Tenham uma otima semana

“Myoho” II - A chave para vencer no cotidiano

“Ninguém se iguala às pessoas que recitam Nam-myoho-rengue-kyo constantemente.”

BRASIL SEIKYO, EDIÇÃO Nº 2045, PÁG. A5, 31 DE JULHO DE 2010.

 

 

O que é o Myoho?


Na primeira parte da matéria sobre o significado do Myoho, publicada na edição anterior, a primeira frase estava invertida. A forma correta é: A palavra myoho literalmente significa Lei Mística. Myo é místico e Ho é lei ou ensino.

Outros significados


Myoho pode assumir vários significados ligados a diferentes princípios básicos do budismo.

Myoho e a mente humana


Para explicar a relação entre Myoho-rengue-kyo e a mente, concentraremo-nos no significado de “myo” como a realidade fundamental que transcende nossa capacidade de perceber; e “ho”, como o mundo dos fenômenos em constante mutação.

O caminho do meio


O Buda Nitiren Daishonin esclarece que o caminho do meio não é o ponto médio entre dois extremos. Sob a ótica do Budismo Nitiren, o caminho do meio é uma perspectiva elevada que não se deixa oscilar porque envolve ambas as partes. Outro nome para caminho do meio é realidade fundamental porque transcende a ambos os extremos e manifesta os dois ao mesmo tempo.

Os mistérios da mente


Nitiren diz: “Quando observamos nossa própria mente em qualquer momento, não percebemos cor nem forma para comprovar sua existência. No entanto, não podemos dizer que ela não existe pelo fato de incessantes pensamentos nos ocorrer. A mente não pode ser considerada como algo existente nem inexistente. A vida é, de fato, uma realidade que transcende tanto as palavras como os conceitos de existência e inexistência. Ela não é existência nem inexistência, no entanto mostra características de ambas”. (END, vol. 1, pág. 4.)

A lei da vida


A Lei Mística, em outras palavras, é a lei da vida. A vida está em transformação contínua. Por meio do conceito da Lei Mística, o budismo faz o ritmo da sua vida diária se igualar ao ritmo fundamental da vida do próprio Universo.

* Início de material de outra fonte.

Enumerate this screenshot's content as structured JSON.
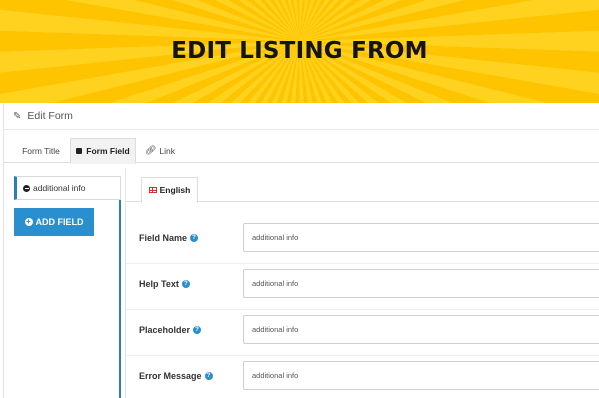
{
  "banner": {
    "title": "EDIT LISTING FROM"
  },
  "panel": {
    "title": "Edit Form",
    "tabs": [
      {
        "label": "Form Title"
      },
      {
        "label": "Form Field"
      },
      {
        "label": "Link"
      }
    ]
  },
  "sidebar": {
    "item_label": "additional info",
    "add_button": "ADD FIELD"
  },
  "content": {
    "language_tab": "English",
    "fields": [
      {
        "label": "Field Name",
        "value": "additional info"
      },
      {
        "label": "Help Text",
        "value": "additional info"
      },
      {
        "label": "Placeholder",
        "value": "additional info"
      },
      {
        "label": "Error Message",
        "value": "additional info"
      }
    ]
  },
  "colors": {
    "banner_yellow": "#ffc400",
    "accent_blue": "#2a8fce",
    "sidebar_border": "#2a7fb8"
  },
  "icons": {
    "panel_title": "pencil-icon",
    "tab_form_field": "square-icon",
    "tab_link": "link-icon",
    "sidebar_item": "minus-circle-icon",
    "add_button": "plus-circle-icon",
    "language": "uk-flag-icon",
    "help": "question-circle-icon"
  }
}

A ilusão leva ao sofrimento


Uma pessoa que não vive de acordo com o ritmo da lei da vida sofre porque imagina que o seu “eu” é imutável e se apega a ele e a todas as suas posses, tais como riqueza, posição social, fama, entre outros. Ela vive na ilusão de que tudo é estático.

Onde erramos?


As pessoas tendem a considerar a si próprias como também aos outros de acordo com esses aspectos estáticos. Por mais que os outros tenham se desenvolvido e mudado de vida, nós tendemos a vê-los como eram no passado.

Exemplo


Um jogador de futebol que se tornou famoso por ser muito veloz quando jovem, gradativamente perde a força e a velocidade à medida que envelhece. Apesar disso, provavelmente ele manterá sua imagem de jogador veloz. Então, anos mais tarde quando a decisão de uma partida depender de sua velocidade, ele irá se lançar, imaginando que está no mesmo ritmo habitual. Mas na realidade isso não ocorre, levando seu time à derrota.

Outro exemplo


Existem pessoas que não conseguem abandonar o orgulho ou a posição em que trabalham. Por exemplo, um gerente. Ele passa a agir em qualquer ambiente, seja em casa com a família ou num evento social, como gerente, ou ainda aguarda que as pessoas lhe tratem como tal. Quando se aposentam, somente o que permanece é um sentimento de vazio em relação à própria identidade. Em muitos casos, essas pessoas não iniciam uma nova fase na vida, pois não conseguem examinar esse eu claramente, e acabam se sentindo frustradas e miseráveis.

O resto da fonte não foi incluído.